SCSA wants you to read, build and write the basic raw material of tonal music quickly and without error. In the aural and theory paper these skills underpin dictation, harmony and analysis, so they need to be automatic rather than worked out from scratch each time.

Intervals

An interval has two parts: a size (a number) and a quality (a word).

The size is found by counting letter names inclusively from the lower to the upper note. From C up to G is a fifth (C, D, E, F, G is five letters). The size ignores sharps and flats; only the letter names are counted.

The quality describes the exact distance in semitones:

  • Unisons, fourths, fifths and octaves can be perfect, augmented or diminished.
  • Seconds, thirds, sixths and sevenths can be major, minor, augmented or diminished.

A major interval made one semitone smaller becomes minor; a minor made one smaller becomes diminished. A perfect or major made one semitone larger becomes augmented. Worked counting in semitones is the reliable method: a major third is 4 semitones, a perfect fifth is 7, a minor seventh is 10.

Major and minor scales

A major scale follows the fixed tone and semitone pattern T T S T T T S. Starting on C this gives C D E F G A B C with no sharps or flats. Starting on any other note, accidentals are added to keep that exact pattern.

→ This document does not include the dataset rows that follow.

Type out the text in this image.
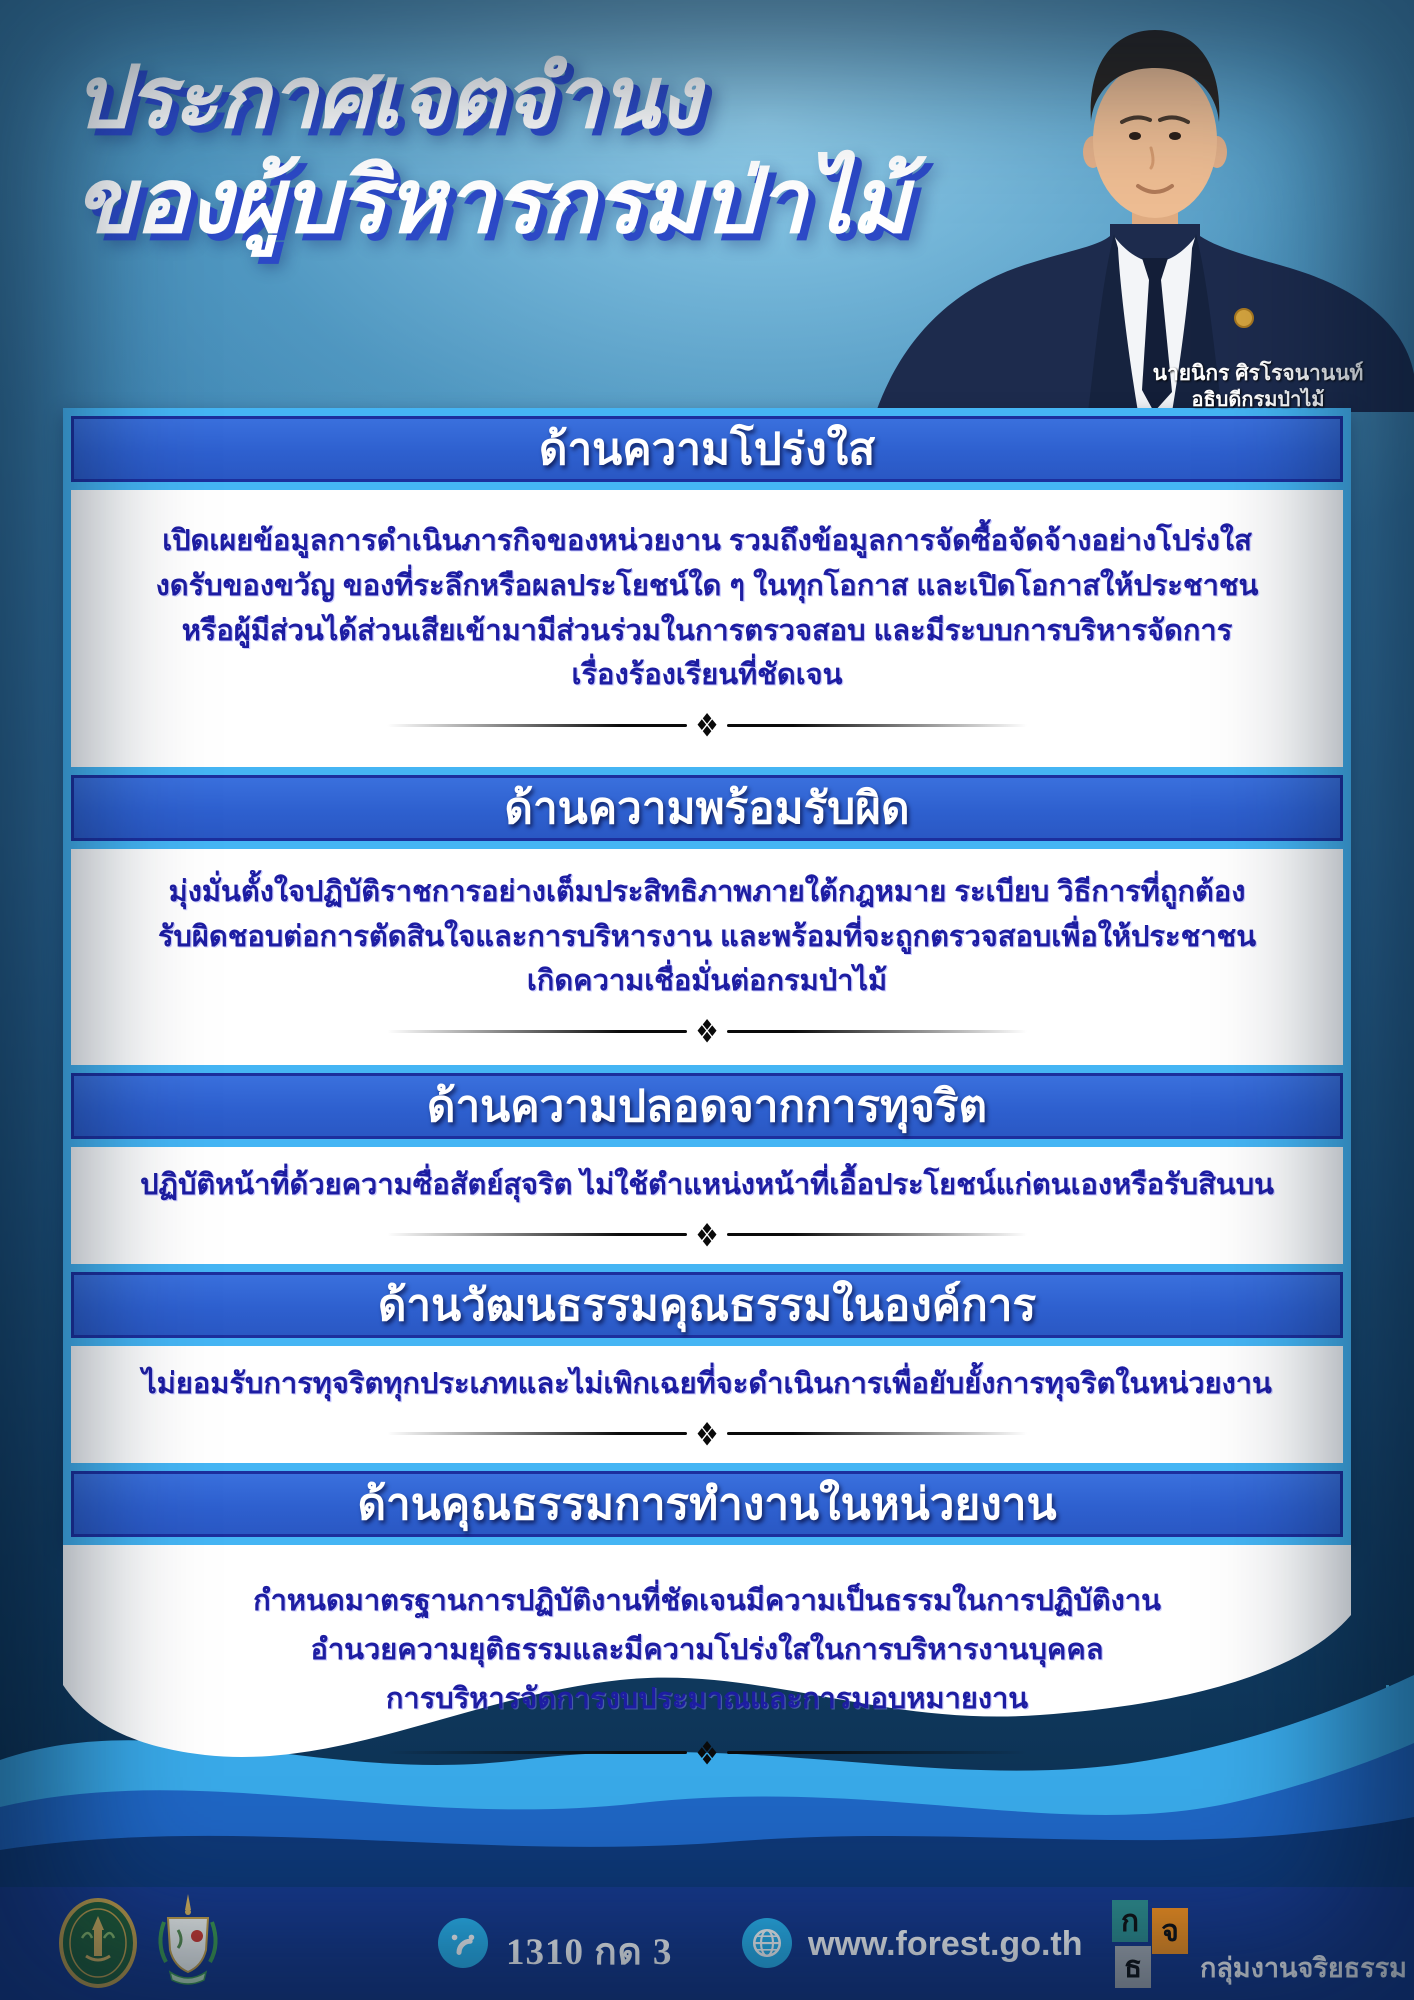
ประกาศเจตจำนง
ของผู้บริหารกรมป่าไม้
นายนิกร ศิรโรจนานนท์
อธิบดีกรมป่าไม้
ด้านความโปร่งใส
เปิดเผยข้อมูลการดำเนินภารกิจของหน่วยงาน รวมถึงข้อมูลการจัดซื้อจัดจ้างอย่างโปร่งใส
งดรับของขวัญ ของที่ระลึกหรือผลประโยชน์ใด ๆ ในทุกโอกาส และเปิดโอกาสให้ประชาชน
หรือผู้มีส่วนได้ส่วนเสียเข้ามามีส่วนร่วมในการตรวจสอบ และมีระบบการบริหารจัดการ
เรื่องร้องเรียนที่ชัดเจน
❖
ด้านความพร้อมรับผิด
มุ่งมั่นตั้งใจปฏิบัติราชการอย่างเต็มประสิทธิภาพภายใต้กฎหมาย ระเบียบ วิธีการที่ถูกต้อง
รับผิดชอบต่อการตัดสินใจและการบริหารงาน และพร้อมที่จะถูกตรวจสอบเพื่อให้ประชาชน
เกิดความเชื่อมั่นต่อกรมป่าไม้
❖
ด้านความปลอดจากการทุจริต
ปฏิบัติหน้าที่ด้วยความซื่อสัตย์สุจริต ไม่ใช้ตำแหน่งหน้าที่เอื้อประโยชน์แก่ตนเองหรือรับสินบน
❖
ด้านวัฒนธรรมคุณธรรมในองค์การ
ไม่ยอมรับการทุจริตทุกประเภทและไม่เพิกเฉยที่จะดำเนินการเพื่อยับยั้งการทุจริตในหน่วยงาน
❖
ด้านคุณธรรมการทำงานในหน่วยงาน
กำหนดมาตรฐานการปฏิบัติงานที่ชัดเจนมีความเป็นธรรมในการปฏิบัติงาน
อำนวยความยุติธรรมและมีความโปร่งใสในการบริหารงานบุคคล
การบริหารจัดการงบประมาณและการมอบหมายงาน
❖
1310 กด 3	www.forest.go.th
ก จ
ธ	กลุ่มงานจริยธรรม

Minor scales come in three forms built on the same key signature as their relative minor:

  • Natural minor uses the key signature unchanged (pattern T S T T S T T).
  • Harmonic minor raises the seventh degree by a semitone, creating the leading note and the distinctive augmented second between the sixth and seventh.
  • Melodic minor raises both the sixth and seventh ascending, then lowers both to the natural form descending.

The relative minor of a major key starts on the sixth degree of that major scale; A minor is the relative minor of C major. The parallel minor shares the same tonic but a different key signature; C minor is the parallel minor of C major.

Modes

Modes are scales built on each degree of the major scale using the same notes but a different starting pitch. The white-note modes are a quick reference: Ionian (C, the major scale), Dorian (D), Phrygian (E), Lydian (F), Mixolydian (G), Aeolian (A, the natural minor) and Locrian (B). Modes appear often in jazz and contemporary contexts, so recognising Dorian and Mixolydian by ear and on the page is worth practising.

Key signatures and the circle of fifths

A key signature is the group of sharps or flats written after the clef that applies for the whole piece. They are written in a fixed order:

  • Sharps: F C G D A E B.
  • Flats: B E A D G C F (the reverse).

The circle of fifths organises keys by adding one sharp for each step clockwise (a fifth up) and one flat for each step anticlockwise (a fourth up). C has none, G has one sharp, D has two, and so on. To name a sharp key, the last sharp is the leading note, so the key is a semitone above it. To name a flat key, the second-last flat names the key.

Why this matters for the exam

Dictation, harmonic analysis and composition all assume you can move between a key signature, its scale and the intervals within it instantly. A student who has to derive the pattern each time loses marks to time pressure and small slips. The fix is drilling: write every key signature and scale from memory until they are reflexes, then test recognition by ear.